The notion of solidarity also applied to Africa, the region where Sweden has directed most of its aid efforts. Many Swedes were enthusiastic about the gains that could be achieved by newly independent African nations, but this ardor has dimmed.
"Today we think it was a naive faith in what the former African colonies could accomplish," Ms. Wennlund says.
The disenchantment is related to a larger reevaluation under way in this country.
"The pride in the Swedish model is not that strong anymore," explains Bo Karlstrom, an economist who has worked for SIDA and the International Monetary Fund.
This loss of confidence is mainly due to problems in the Swedish economy that have forced the government to shrink the country's once-expansive system of social benefits. Swedish companies have also recognized that their products are increasingly uncompetitive in comparison with goods from Asia and other parts of the world.
Partly as a result of economic insecurity, Sweden joined the European Union in 1995, a step that has made Swedes feel less independent and turned them more toward Europe. In contrast to their parents, who struck out for more distant locations, more young Swedes are now studying in other European countries.
In the US, the rationale for giving money to other countries has always been linked to American foreign policy. During the cold war, in particular, American economic assistance was often used as a carrot to keep a receiving nation from drifting into the communist camp.
But Sweden's disbursement of aid money has been much more altruistic. "The main message is helping poor people in poor countries," says Jan Cedergren, director general for international development cooperation in Sweden's Ministry for Foreign Affairs. "It has a rather moral aspect to it."

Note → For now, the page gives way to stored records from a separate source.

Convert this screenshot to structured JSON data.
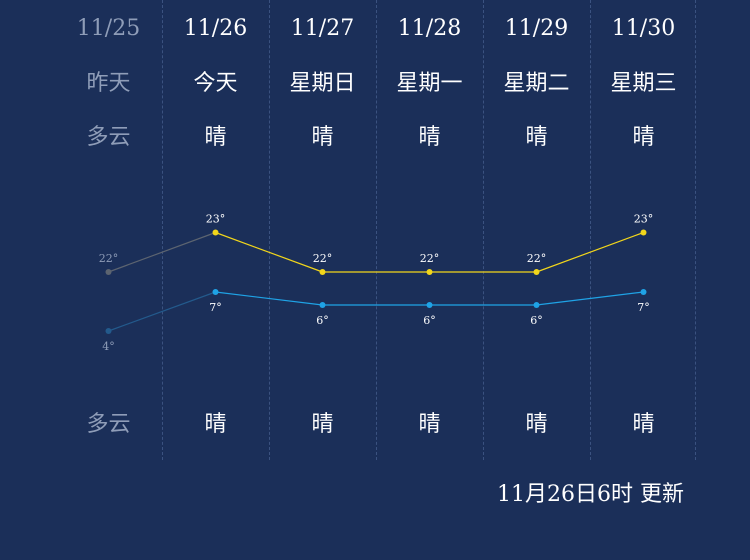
{
  "days": [
    {
      "date": "11/25",
      "weekday": "昨天",
      "weather_day": "多云",
      "weather_night": "多云",
      "past": true
    },
    {
      "date": "11/26",
      "weekday": "今天",
      "weather_day": "晴",
      "weather_night": "晴",
      "past": false
    },
    {
      "date": "11/27",
      "weekday": "星期日",
      "weather_day": "晴",
      "weather_night": "晴",
      "past": false
    },
    {
      "date": "11/28",
      "weekday": "星期一",
      "weather_day": "晴",
      "weather_night": "晴",
      "past": false
    },
    {
      "date": "11/29",
      "weekday": "星期二",
      "weather_day": "晴",
      "weather_night": "晴",
      "past": false
    },
    {
      "date": "11/30",
      "weekday": "星期三",
      "weather_day": "晴",
      "weather_night": "晴",
      "past": false
    }
  ],
  "chart_data": {
    "type": "line",
    "x": [
      "11/25",
      "11/26",
      "11/27",
      "11/28",
      "11/29",
      "11/30"
    ],
    "series": [
      {
        "values": [
          22,
          23,
          22,
          22,
          22,
          23
        ],
        "labels": [
          "22°",
          "23°",
          "22°",
          "22°",
          "22°",
          "23°"
        ],
        "color": "#f2d61b"
      },
      {
        "values": [
          4,
          7,
          6,
          6,
          6,
          7
        ],
        "labels": [
          "4°",
          "7°",
          "6°",
          "6°",
          "6°",
          "7°"
        ],
        "color": "#1fa3e6"
      }
    ],
    "past_color_high": "#5c6470",
    "past_color_low": "#235a8c"
  },
  "footer": {
    "updated": "11月26日6时 更新"
  }
}
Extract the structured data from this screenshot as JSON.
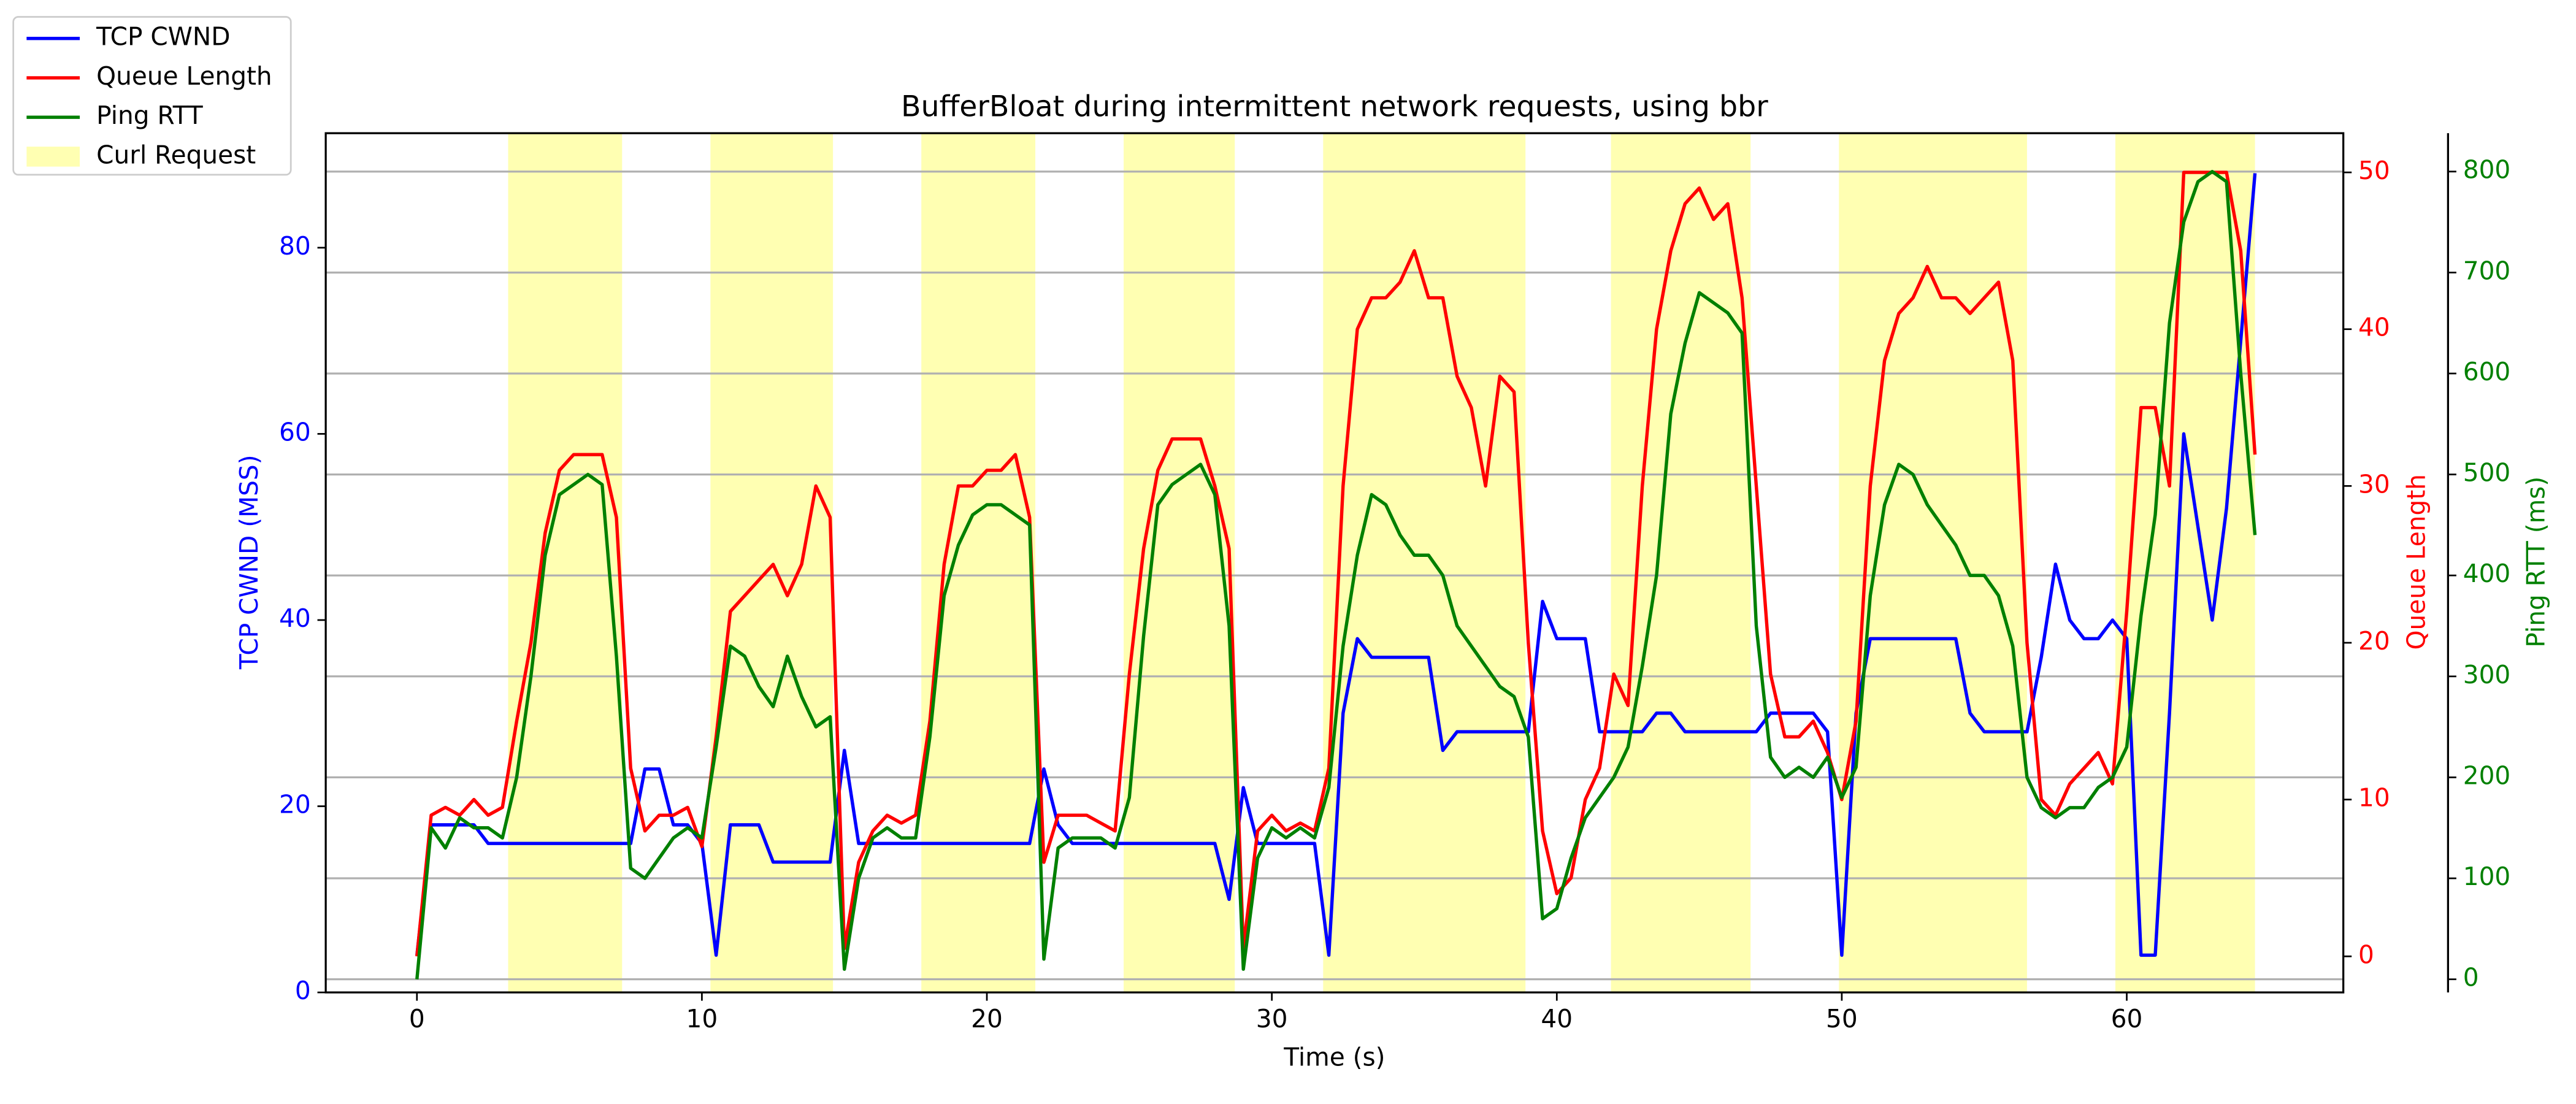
{
  "chart_data": {
    "type": "line",
    "title": "BufferBloat during intermittent network requests, using bbr",
    "xlabel": "Time (s)",
    "ylabel": "TCP CWND (MSS)",
    "y2label": "Queue Length",
    "y3label": "Ping RTT (ms)",
    "xlim": [
      -3.2,
      67.6
    ],
    "xticks": [
      0,
      10,
      20,
      30,
      40,
      50,
      60
    ],
    "ylim": [
      0,
      92.3
    ],
    "yticks": [
      0,
      20,
      40,
      60,
      80
    ],
    "y2lim": [
      -2.3,
      52.5
    ],
    "y2ticks": [
      0,
      10,
      20,
      30,
      40,
      50
    ],
    "y3lim": [
      -13,
      838
    ],
    "y3ticks": [
      0,
      100,
      200,
      300,
      400,
      500,
      600,
      700,
      800
    ],
    "grid": "y3",
    "legend": "outside upper left",
    "x": [
      0,
      0.5,
      1,
      1.5,
      2,
      2.5,
      3,
      3.5,
      4,
      4.5,
      5,
      5.5,
      6,
      6.5,
      7,
      7.5,
      8,
      8.5,
      9,
      9.5,
      10,
      10.5,
      11,
      11.5,
      12,
      12.5,
      13,
      13.5,
      14,
      14.5,
      15,
      15.5,
      16,
      16.5,
      17,
      17.5,
      18,
      18.5,
      19,
      19.5,
      20,
      20.5,
      21,
      21.5,
      22,
      22.5,
      23,
      23.5,
      24,
      24.5,
      25,
      25.5,
      26,
      26.5,
      27,
      27.5,
      28,
      28.5,
      29,
      29.5,
      30,
      30.5,
      31,
      31.5,
      32,
      32.5,
      33,
      33.5,
      34,
      34.5,
      35,
      35.5,
      36,
      36.5,
      37,
      37.5,
      38,
      38.5,
      39,
      39.5,
      40,
      40.5,
      41,
      41.5,
      42,
      42.5,
      43,
      43.5,
      44,
      44.5,
      45,
      45.5,
      46,
      46.5,
      47,
      47.5,
      48,
      48.5,
      49,
      49.5,
      50,
      50.5,
      51,
      51.5,
      52,
      52.5,
      53,
      53.5,
      54,
      54.5,
      55,
      55.5,
      56,
      56.5,
      57,
      57.5,
      58,
      58.5,
      59,
      59.5,
      60,
      60.5,
      61,
      61.5,
      62,
      62.5,
      63,
      63.5,
      64,
      64.5
    ],
    "series": [
      {
        "name": "TCP CWND",
        "color": "#0000ff",
        "axis": "y",
        "values": [
          4,
          18,
          18,
          18,
          18,
          16,
          16,
          16,
          16,
          16,
          16,
          16,
          16,
          16,
          16,
          16,
          24,
          24,
          18,
          18,
          16,
          4,
          18,
          18,
          18,
          14,
          14,
          14,
          14,
          14,
          26,
          16,
          16,
          16,
          16,
          16,
          16,
          16,
          16,
          16,
          16,
          16,
          16,
          16,
          24,
          18,
          16,
          16,
          16,
          16,
          16,
          16,
          16,
          16,
          16,
          16,
          16,
          10,
          22,
          16,
          16,
          16,
          16,
          16,
          4,
          30,
          38,
          36,
          36,
          36,
          36,
          36,
          26,
          28,
          28,
          28,
          28,
          28,
          28,
          42,
          38,
          38,
          38,
          28,
          28,
          28,
          28,
          30,
          30,
          28,
          28,
          28,
          28,
          28,
          28,
          30,
          30,
          30,
          30,
          28,
          4,
          30,
          38,
          38,
          38,
          38,
          38,
          38,
          38,
          30,
          28,
          28,
          28,
          28,
          36,
          46,
          40,
          38,
          38,
          40,
          38,
          4,
          4,
          30,
          60,
          50,
          40,
          52,
          70,
          88
        ]
      },
      {
        "name": "Queue Length",
        "color": "#ff0000",
        "axis": "y2",
        "values": [
          0,
          9,
          9.5,
          9,
          10,
          9,
          9.5,
          15,
          20,
          27,
          31,
          32,
          32,
          32,
          28,
          12,
          8,
          9,
          9,
          9.5,
          7,
          14,
          22,
          23,
          24,
          25,
          23,
          25,
          30,
          28,
          0.5,
          6,
          8,
          9,
          8.5,
          9,
          15,
          25,
          30,
          30,
          31,
          31,
          32,
          28,
          6,
          9,
          9,
          9,
          8.5,
          8,
          18,
          26,
          31,
          33,
          33,
          33,
          30,
          26,
          0.5,
          8,
          9,
          8,
          8.5,
          8,
          12,
          30,
          40,
          42,
          42,
          43,
          45,
          42,
          42,
          37,
          35,
          30,
          37,
          36,
          20,
          8,
          4,
          5,
          10,
          12,
          18,
          16,
          30,
          40,
          45,
          48,
          49,
          47,
          48,
          42,
          30,
          18,
          14,
          14,
          15,
          13,
          10,
          15,
          30,
          38,
          41,
          42,
          44,
          42,
          42,
          41,
          42,
          43,
          38,
          20,
          10,
          9,
          11,
          12,
          13,
          11,
          22,
          35,
          35,
          30,
          50,
          50,
          50,
          50,
          45,
          32
        ]
      },
      {
        "name": "Ping RTT",
        "color": "#008000",
        "axis": "y3",
        "values": [
          0,
          150,
          130,
          160,
          150,
          150,
          140,
          200,
          300,
          420,
          480,
          490,
          500,
          490,
          320,
          110,
          100,
          120,
          140,
          150,
          140,
          230,
          330,
          320,
          290,
          270,
          320,
          280,
          250,
          260,
          10,
          100,
          140,
          150,
          140,
          140,
          240,
          380,
          430,
          460,
          470,
          470,
          460,
          450,
          20,
          130,
          140,
          140,
          140,
          130,
          180,
          340,
          470,
          490,
          500,
          510,
          480,
          350,
          10,
          120,
          150,
          140,
          150,
          140,
          190,
          330,
          420,
          480,
          470,
          440,
          420,
          420,
          400,
          350,
          330,
          310,
          290,
          280,
          240,
          60,
          70,
          120,
          160,
          180,
          200,
          230,
          310,
          400,
          560,
          630,
          680,
          670,
          660,
          640,
          350,
          220,
          200,
          210,
          200,
          220,
          180,
          210,
          380,
          470,
          510,
          500,
          470,
          450,
          430,
          400,
          400,
          380,
          330,
          200,
          170,
          160,
          170,
          170,
          190,
          200,
          230,
          360,
          460,
          650,
          750,
          790,
          800,
          790,
          600,
          440
        ]
      }
    ],
    "spans": {
      "name": "Curl Request",
      "color": "#ffff00",
      "alpha": 0.3,
      "intervals": [
        [
          3.2,
          7.2
        ],
        [
          10.3,
          14.6
        ],
        [
          17.7,
          21.7
        ],
        [
          24.8,
          28.7
        ],
        [
          31.8,
          38.9
        ],
        [
          41.9,
          46.8
        ],
        [
          49.9,
          56.5
        ],
        [
          59.6,
          64.5
        ]
      ]
    }
  }
}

Mr. Karlstrom, the economist, extols the good intentions that have motivated his country's aid program - "if it worked," he adds. He argues that it doesn't, particularly when aid flows from one government to another.
He estimates that roughly two-thirds of Sweden's 14.2 billion kroner ($2.14 billion) aid budget for 1996 will go to other governments, rather than to private or nongovernmental organizations, which are less prone to corruption and more likely to spend the money in ways that actually benefit poor people.
Like many critics of development policy, Karlstrom says that governments of rich nations should do more to let businesses in developing countries flourish, such as reducing trade barriers.
The best way to encourage economic development in poor countries is to open markets to foreign goods, he argues, not hand money to bureaucrats responsible for those economies.